Directly comparing the conditions in mice may help fill the gap and identify shared mechanisms between autism and congenital heart problems, he says. “It’s very hypothesis-generating research.”

The researchers used ultrasound to examine heart structure and function in mice with mutations in six autism-linked genes: ARID1B, CHD8, FMR1, SGSH, SHANK3 and VPS13B. They also looked at mice with deletions in a stretch of DNA called 16p11.2, which are linked to autism and other neuropsychiatric conditions.

ARID1B, FMR1 and 16p have been strongly linked to both autism and congenital heart disease, whereas VPS13B is newly connected to autism, and there are few known instances of heart problems in people with mutations in the gene. “We wanted to get a spectrum of models with respect to both phenotypes,” Assimopoulos says.

Of all the models, the 16p mice had the most cardiac anomalies, followed by mice with mutations in ARID1B or FMR1. Both genes affect a signaling pathway called Wnt/beta-catenin, which regulates cell growth and cell death. The pathway is a good target for future research on autism and the heart, McCauley says.

But in both cardiac structure and function, the model mice were more different from each other than they were from control mice, echoing the heterogeneity seen in other autism traits.

It’s still unclear whether the heart anomalies and brain function are causally linked in the animals or simply demonstrate how a gene can serve multiple functions, Lerch says. But the findings suggest the heart contributes to autism traits in at least some mice.

“There are indeed phenotypes worth investigating further and linking to the brain,” he says.

The findings were published in Autism Research in April.

Cardiac research in autistic people often focuses on functional problems, but the differences among models were roughly equally split between structural and functional ones, Assimopoulos says. “There are cases of structural abnormalities that we may be missing.”

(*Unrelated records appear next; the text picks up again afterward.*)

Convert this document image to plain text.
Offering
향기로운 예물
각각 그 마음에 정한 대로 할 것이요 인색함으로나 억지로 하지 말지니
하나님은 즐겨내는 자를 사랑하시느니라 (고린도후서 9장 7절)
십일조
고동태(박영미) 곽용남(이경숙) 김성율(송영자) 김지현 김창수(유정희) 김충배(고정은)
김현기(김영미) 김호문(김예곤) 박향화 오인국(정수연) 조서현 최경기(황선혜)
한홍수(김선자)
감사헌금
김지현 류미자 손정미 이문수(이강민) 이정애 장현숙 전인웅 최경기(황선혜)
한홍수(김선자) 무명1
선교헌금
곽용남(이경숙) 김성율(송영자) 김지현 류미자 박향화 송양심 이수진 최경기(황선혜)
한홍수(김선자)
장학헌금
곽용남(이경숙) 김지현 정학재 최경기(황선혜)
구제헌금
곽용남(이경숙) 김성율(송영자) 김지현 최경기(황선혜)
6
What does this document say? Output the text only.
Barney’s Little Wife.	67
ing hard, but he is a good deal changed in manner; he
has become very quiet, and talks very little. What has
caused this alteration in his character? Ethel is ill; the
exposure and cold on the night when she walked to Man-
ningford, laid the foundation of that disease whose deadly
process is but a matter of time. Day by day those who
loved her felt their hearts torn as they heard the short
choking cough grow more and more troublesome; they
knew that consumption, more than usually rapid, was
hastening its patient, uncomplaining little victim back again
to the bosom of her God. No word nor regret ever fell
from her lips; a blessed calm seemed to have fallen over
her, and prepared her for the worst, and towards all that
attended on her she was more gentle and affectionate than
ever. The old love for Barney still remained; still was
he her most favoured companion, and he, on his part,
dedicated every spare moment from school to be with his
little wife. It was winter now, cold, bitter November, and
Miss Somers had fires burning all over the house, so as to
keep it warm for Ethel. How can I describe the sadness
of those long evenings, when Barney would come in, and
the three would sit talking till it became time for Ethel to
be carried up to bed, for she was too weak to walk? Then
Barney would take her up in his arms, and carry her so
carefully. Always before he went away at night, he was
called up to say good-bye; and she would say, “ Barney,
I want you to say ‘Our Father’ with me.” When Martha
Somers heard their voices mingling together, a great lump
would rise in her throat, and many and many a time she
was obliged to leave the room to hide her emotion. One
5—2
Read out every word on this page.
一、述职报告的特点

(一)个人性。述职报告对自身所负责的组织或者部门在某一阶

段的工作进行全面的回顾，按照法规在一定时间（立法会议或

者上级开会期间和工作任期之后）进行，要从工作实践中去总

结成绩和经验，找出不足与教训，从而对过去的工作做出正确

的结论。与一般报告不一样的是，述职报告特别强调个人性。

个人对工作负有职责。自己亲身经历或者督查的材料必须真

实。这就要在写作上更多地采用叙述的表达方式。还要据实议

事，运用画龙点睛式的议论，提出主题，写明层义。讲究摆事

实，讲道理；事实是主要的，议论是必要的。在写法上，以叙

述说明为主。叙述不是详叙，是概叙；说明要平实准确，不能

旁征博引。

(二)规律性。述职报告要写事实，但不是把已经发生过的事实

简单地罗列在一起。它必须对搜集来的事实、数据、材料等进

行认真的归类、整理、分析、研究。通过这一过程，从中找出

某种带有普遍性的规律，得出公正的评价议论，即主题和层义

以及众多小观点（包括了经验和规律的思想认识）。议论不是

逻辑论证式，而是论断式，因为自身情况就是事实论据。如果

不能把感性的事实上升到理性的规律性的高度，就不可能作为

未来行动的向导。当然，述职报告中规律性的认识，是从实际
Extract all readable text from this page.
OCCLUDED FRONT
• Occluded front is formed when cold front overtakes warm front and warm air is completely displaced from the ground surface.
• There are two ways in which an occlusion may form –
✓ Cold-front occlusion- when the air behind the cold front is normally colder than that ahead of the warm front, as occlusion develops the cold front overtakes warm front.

The findings support the theory that there are genetic links between autism and congenital heart defects, though the exact mechanisms are still unclear, says Matthew Oster, a pediatric cardiologist at Children’s Healthcare of Atlanta in Georgia, who was not involved in the work.

The work also underscores the need to monitor neurodevelopment in children born with heart problems, he says. Such children are 32 percent more likely to have autism than those born with healthy hearts, Oster has shown.

Similarly, clinicians seeing children with autism may want to evaluate them for heart conditions, McCauley says.

The team is working to compare the heart data with brain scans of the mice to better elucidate how the two organs influence each other, Assimopoulos says. Knocking out the genes in only the heart or brain could also help answer that question, she says.